The judge told Potthoff — after the suspect also rejected the idea of an agnostic attorney — that the request would likely be impossible to fill unless the indigent man paid for his own attorney.

“It’s a sacrilegious thing,” he told the judge before he went back to jail.


Vampires, nudists, snakes: Nobody does wacky like Florida April 7, 2014


By: Scott Maxwell

Last week, news broke that a congressional candidate in Gainesville had a secret pastime: impersonating vampires. And superheroes.

Some people would call this nutty.

In Florida, we just call it Tuesday.

Seriously, that’s not even our highest-profile vampire story. Remember the “vampire killings” from Lake County?

Some of our stories are heartbreakingly tragic. But so many are also mind-numbingly strange.

In Florida, we do weird the way Kansas does wheat.

Here, giant pet snakes escape. And breed. And then invade our national parks.

We have fish that eat people, alligators that eat people and people who eat people.

Two years ago, when news of the “cannibal attack” broke, the nation let out a collective gasp … until learning it was Miami. Then it all made sense.

We have killer amoebas, hanging chads and diaper-wearing astronauts. (All of which would make awesome rock-band names, by the way.)

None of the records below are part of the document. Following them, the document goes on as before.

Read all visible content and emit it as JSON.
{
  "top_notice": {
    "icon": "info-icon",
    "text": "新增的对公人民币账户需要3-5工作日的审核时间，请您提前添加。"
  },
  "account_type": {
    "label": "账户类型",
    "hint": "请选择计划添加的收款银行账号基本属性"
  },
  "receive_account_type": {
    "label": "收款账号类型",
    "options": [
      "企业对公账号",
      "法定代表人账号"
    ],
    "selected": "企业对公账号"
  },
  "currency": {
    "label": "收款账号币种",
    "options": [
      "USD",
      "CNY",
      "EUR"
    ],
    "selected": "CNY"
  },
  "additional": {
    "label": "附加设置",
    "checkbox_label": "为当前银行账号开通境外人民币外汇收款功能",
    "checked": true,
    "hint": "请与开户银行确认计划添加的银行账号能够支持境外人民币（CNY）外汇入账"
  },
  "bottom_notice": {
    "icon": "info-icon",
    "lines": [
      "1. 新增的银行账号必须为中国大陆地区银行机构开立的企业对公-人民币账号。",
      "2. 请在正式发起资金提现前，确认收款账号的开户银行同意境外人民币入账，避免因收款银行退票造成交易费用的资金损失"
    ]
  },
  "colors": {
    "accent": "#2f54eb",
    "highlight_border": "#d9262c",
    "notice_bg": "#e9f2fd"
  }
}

We have a town named Christmas … where it never snows. We have the world’s smallest post office and a couple trying to build America’s largest house.

I used to think Florida attracted wacky people. Now I think it creates them.

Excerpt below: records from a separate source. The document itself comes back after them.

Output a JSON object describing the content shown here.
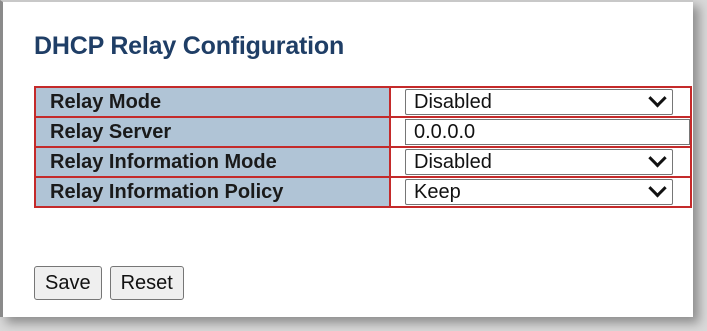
{
  "page": {
    "title": "DHCP Relay Configuration"
  },
  "rows": [
    {
      "label": "Relay Mode",
      "type": "select",
      "value": "Disabled"
    },
    {
      "label": "Relay Server",
      "type": "text",
      "value": "0.0.0.0"
    },
    {
      "label": "Relay Information Mode",
      "type": "select",
      "value": "Disabled"
    },
    {
      "label": "Relay Information Policy",
      "type": "select",
      "value": "Keep"
    }
  ],
  "buttons": {
    "save_label": "Save",
    "reset_label": "Reset"
  },
  "colors": {
    "title": "#1f3e66",
    "label_bg": "#b0c4d6",
    "border": "#c42a2a"
  }
}
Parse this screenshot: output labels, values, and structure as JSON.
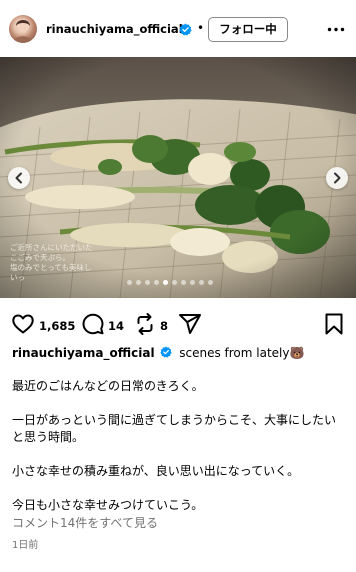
{
  "header": {
    "username": "rinauchiyama_official",
    "separator": "•",
    "follow_button": "フォロー中",
    "more_icon": "more-horizontal-icon",
    "verified_icon": "verified-badge-icon"
  },
  "photo": {
    "overlay_text": "ご近所さんにいただいた\nこごみで天ぷら。\n塩のみでとっても美味し\nいっ",
    "prev_icon": "chevron-left-icon",
    "next_icon": "chevron-right-icon",
    "carousel": {
      "total": 10,
      "current": 5
    }
  },
  "actions": {
    "likes": "1,685",
    "comments": "14",
    "reposts": "8",
    "like_icon": "heart-icon",
    "comment_icon": "comment-icon",
    "repost_icon": "repost-icon",
    "share_icon": "send-icon",
    "save_icon": "bookmark-icon"
  },
  "caption": {
    "username": "rinauchiyama_official",
    "text": "scenes from lately🐻",
    "body": "最近のごはんなどの日常のきろく。\n\n一日があっという間に過ぎてしまうからこそ、大事にしたいと思う時間。\n\n小さな幸せの積み重ねが、良い思い出になっていく。\n\n今日も小さな幸せみつけていこう。"
  },
  "comments_link": "コメント14件をすべて見る",
  "timestamp": "1日前",
  "colors": {
    "verified": "#0095f6",
    "muted": "#737373",
    "text": "#000000"
  }
}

Take my grandfather, for example.

Early in his life, he was a NASA engineer in Virginia — and as strait-laced and buttoned-down as they came. His passions were photography and crossword puzzles.

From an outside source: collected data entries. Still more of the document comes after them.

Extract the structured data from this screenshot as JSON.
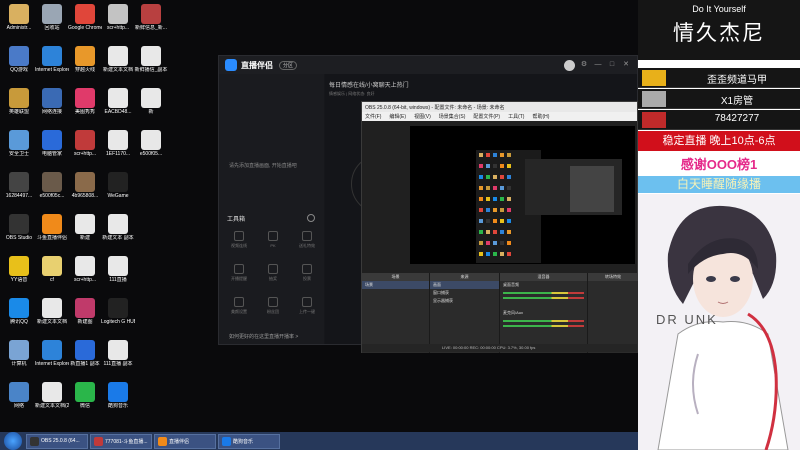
{
  "desktop": {
    "icons": [
      {
        "label": "Administr...",
        "color": "#d9b060",
        "col": 0,
        "row": 0
      },
      {
        "label": "回收站",
        "color": "#9aa6b4",
        "col": 1,
        "row": 0
      },
      {
        "label": "Google Chrome",
        "color": "#e0463a",
        "col": 2,
        "row": 0
      },
      {
        "label": "scr+http...",
        "color": "#c3c3c3",
        "col": 3,
        "row": 0
      },
      {
        "label": "新鲜信息_新...",
        "color": "#b84040",
        "col": 4,
        "row": 0
      },
      {
        "label": "QQ游戏",
        "color": "#4a7ac8",
        "col": 0,
        "row": 1
      },
      {
        "label": "Internet Explorer",
        "color": "#2d83d9",
        "col": 1,
        "row": 1
      },
      {
        "label": "穿越火线",
        "color": "#e8982a",
        "col": 2,
        "row": 1
      },
      {
        "label": "新建文本文档",
        "color": "#e8e8e8",
        "col": 3,
        "row": 1
      },
      {
        "label": "新鲜播信_副本",
        "color": "#e8e8e8",
        "col": 4,
        "row": 1
      },
      {
        "label": "英雄联盟",
        "color": "#c89a3a",
        "col": 0,
        "row": 2
      },
      {
        "label": "网络连接",
        "color": "#3a6ab4",
        "col": 1,
        "row": 2
      },
      {
        "label": "美图秀秀",
        "color": "#e03a6a",
        "col": 2,
        "row": 2
      },
      {
        "label": "EACBD48...",
        "color": "#e8e8e8",
        "col": 3,
        "row": 2
      },
      {
        "label": "新",
        "color": "#e8e8e8",
        "col": 4,
        "row": 2
      },
      {
        "label": "安全卫士",
        "color": "#5a9ad9",
        "col": 0,
        "row": 3
      },
      {
        "label": "电脑管家",
        "color": "#2a6ad9",
        "col": 1,
        "row": 3
      },
      {
        "label": "scr+http...",
        "color": "#c03a3a",
        "col": 2,
        "row": 3
      },
      {
        "label": "1EF1170...",
        "color": "#e8e8e8",
        "col": 3,
        "row": 3
      },
      {
        "label": "e500f05...",
        "color": "#e8e8e8",
        "col": 4,
        "row": 3
      },
      {
        "label": "16284497...",
        "color": "#444444",
        "col": 0,
        "row": 4
      },
      {
        "label": "e500f05c...",
        "color": "#6a5a4a",
        "col": 1,
        "row": 4
      },
      {
        "label": "4b965808...",
        "color": "#8a6a4a",
        "col": 2,
        "row": 4
      },
      {
        "label": "WeGame",
        "color": "#222222",
        "col": 3,
        "row": 4
      },
      {
        "label": "OBS Studio",
        "color": "#333333",
        "col": 0,
        "row": 5
      },
      {
        "label": "斗鱼直播伴侣",
        "color": "#f08a1a",
        "col": 1,
        "row": 5
      },
      {
        "label": "新建",
        "color": "#e8e8e8",
        "col": 2,
        "row": 5
      },
      {
        "label": "新建文本 副本",
        "color": "#e8e8e8",
        "col": 3,
        "row": 5
      },
      {
        "label": "YY语音",
        "color": "#e8c01a",
        "col": 0,
        "row": 6
      },
      {
        "label": "cf",
        "color": "#e8d070",
        "col": 1,
        "row": 6
      },
      {
        "label": "scr+http...",
        "color": "#e8e8e8",
        "col": 2,
        "row": 6
      },
      {
        "label": "111直播",
        "color": "#e8e8e8",
        "col": 3,
        "row": 6
      },
      {
        "label": "腾讯QQ",
        "color": "#1a8ae8",
        "col": 0,
        "row": 7
      },
      {
        "label": "新建文本文档",
        "color": "#e8e8e8",
        "col": 1,
        "row": 7
      },
      {
        "label": "新建图",
        "color": "#c03a6a",
        "col": 2,
        "row": 7
      },
      {
        "label": "Logitech G HUB",
        "color": "#222222",
        "col": 3,
        "row": 7
      },
      {
        "label": "计算机",
        "color": "#7aa4d4",
        "col": 0,
        "row": 8
      },
      {
        "label": "Internet Explorer",
        "color": "#2d83d9",
        "col": 1,
        "row": 8
      },
      {
        "label": "新直播1 副本",
        "color": "#2a6ad9",
        "col": 2,
        "row": 8
      },
      {
        "label": "111直播 副本",
        "color": "#e8e8e8",
        "col": 3,
        "row": 8
      },
      {
        "label": "网络",
        "color": "#4a84c8",
        "col": 0,
        "row": 9
      },
      {
        "label": "新建文本文档(2)",
        "color": "#e8e8e8",
        "col": 1,
        "row": 9
      },
      {
        "label": "微信",
        "color": "#2ab64a",
        "col": 2,
        "row": 9
      },
      {
        "label": "酷狗音乐",
        "color": "#1a7ae8",
        "col": 3,
        "row": 9
      }
    ]
  },
  "live_app": {
    "title": "直播伴侣",
    "badge": "分区",
    "stream_title": "每日情感在线/小窝聊天上热门",
    "stream_sub": "情感娱乐 | 网络状态: 良好",
    "hint": "请先添加直播画面, 开始直播吧",
    "tools_label": "工具箱",
    "tools": [
      "视频连线",
      "PK",
      "送礼特效",
      "开播提醒",
      "抽奖",
      "投票",
      "美颜设置",
      "粉丝团",
      "上传一键"
    ],
    "status": "如何更好的在这里直播开播率 >"
  },
  "obs": {
    "title": "OBS 25.0.8 (64-bit, windows) - 配置文件: 未命名 - 场景: 未命名",
    "menu": [
      "文件(F)",
      "编辑(E)",
      "视图(V)",
      "场景集合(S)",
      "配置文件(P)",
      "工具(T)",
      "帮助(H)"
    ],
    "panels": {
      "scenes": {
        "header": "场景",
        "items": [
          "场景"
        ]
      },
      "sources": {
        "header": "来源",
        "items": [
          "画面",
          "窗口捕获",
          "显示器捕获"
        ]
      },
      "mixer": {
        "header": "混音器",
        "tracks": [
          "桌面音频",
          "麦克风/Aux"
        ]
      },
      "transitions": {
        "header": "转场特效"
      }
    },
    "status": "LIVE: 00:00:00  REC: 00:00:00  CPU: 3.7%, 30.00 fps"
  },
  "overlay": {
    "diy": "Do It Yourself",
    "name": "情久杰尼",
    "fans": [
      {
        "label": "歪歪频道马甲",
        "color": "#e8b01a"
      },
      {
        "label": "X1房管",
        "color": "#aaaaaa"
      },
      {
        "label": "78427277",
        "color": "#c02a2a"
      }
    ],
    "live_time": "稳定直播  晚上10点-6点",
    "thanks": "感谢OOO榜1",
    "random_play": "白天睡醒随缘播",
    "art_text": "DR    UNK"
  },
  "taskbar": {
    "items": [
      {
        "label": "OBS 25.0.8 (64...",
        "color": "#333333"
      },
      {
        "label": "777081-斗鱼直播...",
        "color": "#c03a3a"
      },
      {
        "label": "直播伴侣",
        "color": "#f08a1a"
      },
      {
        "label": "酷狗音乐",
        "color": "#1a7ae8"
      }
    ]
  },
  "colors": {
    "accent_blue": "#2a8cff",
    "live_red": "#d10f1b",
    "thanks_pink": "#e52a8a",
    "random_blue": "#6cc0ef"
  }
}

Then he moved to Florida. After Grandma died, we worried that our sober and contemplative grandfather would become listless and uninspired.

He became neither of those things. Instead, he became a nudist. (Lending more credence to the notion that it’s never the people you want to see naked at a nudist resort.)

At first, we were all: What the heck, Granddad?

But you know what? He found new life and inspiration. He’d travel down Interstate4 from Ormond Beach to Cypress Cove, where he’d pay strict adherence to the two main rules: Never take pictures, and always place a towel on the bar stool before you sit down.

Florida liberated him. And he spent the remaining, widowed years of his life happy. So you go, Granddad.

By the way, nudity is another one of our weird themes.

•”Nude man found dead on killer whale’s back”

•”Florida Lotto winner seeks to open a nude dude ranch”

•”Blind woman sues nudist colony over heavy dog”

Florida newspapers carry such headlines the way other papers carry horoscopes.

Some of that is understandable. It’s hot down here.

And I don’t mean happy, sand-at-your-toes, wind-in-your-hair hot. I mean sweaty-thighs-stuck-to-your-car-seats, armpit-stains-like-dinner-plates hot. It’s enough to make anyone nutty. And naked.

But it cuts both ways. When it’s hot, it makes us crazy. When it’s pleasant, we attract other states’ crazies. I mean, if it’s January and you’re already planning to run a scam, con or heist, would you rather do it in Buffalo or Boynton Beach?

This state is also lousy with newspapers and TV stations, meaning we have more ink-stained wretches and blow-dried broadcasters than your average state to tell all the weird stories.

Finally, there’s our melting-pot effect.

You simply can’t throw so many different cultures together and not expect some fireworks.

But you know what? That is also part of what makes this state so splendidly unique.

We have character and texture — a bouillabaisse of native and newcomer, sinner and saint, scholar and simpleton.

It’s a fusion that produces a weeklong bacchanalia in Key West and pioneering medical research at the Burnham Institute.

It’s the reason Orlando can turn out just as many people for a Veterans Day parade as it does for Come Out With Pride.

And it explains how a mild-mannered rocket engineer can feel inspired to start a new life by ditching his pocket protector — along with everything else he’s wearing.

And, yes, it’s also how we end up with some of the wackiest politicians in America — including a vampire-impersonating, superhero-mimicking, punk-rock lawyer running for Congress.

Just what we need … another lawyer in Congress.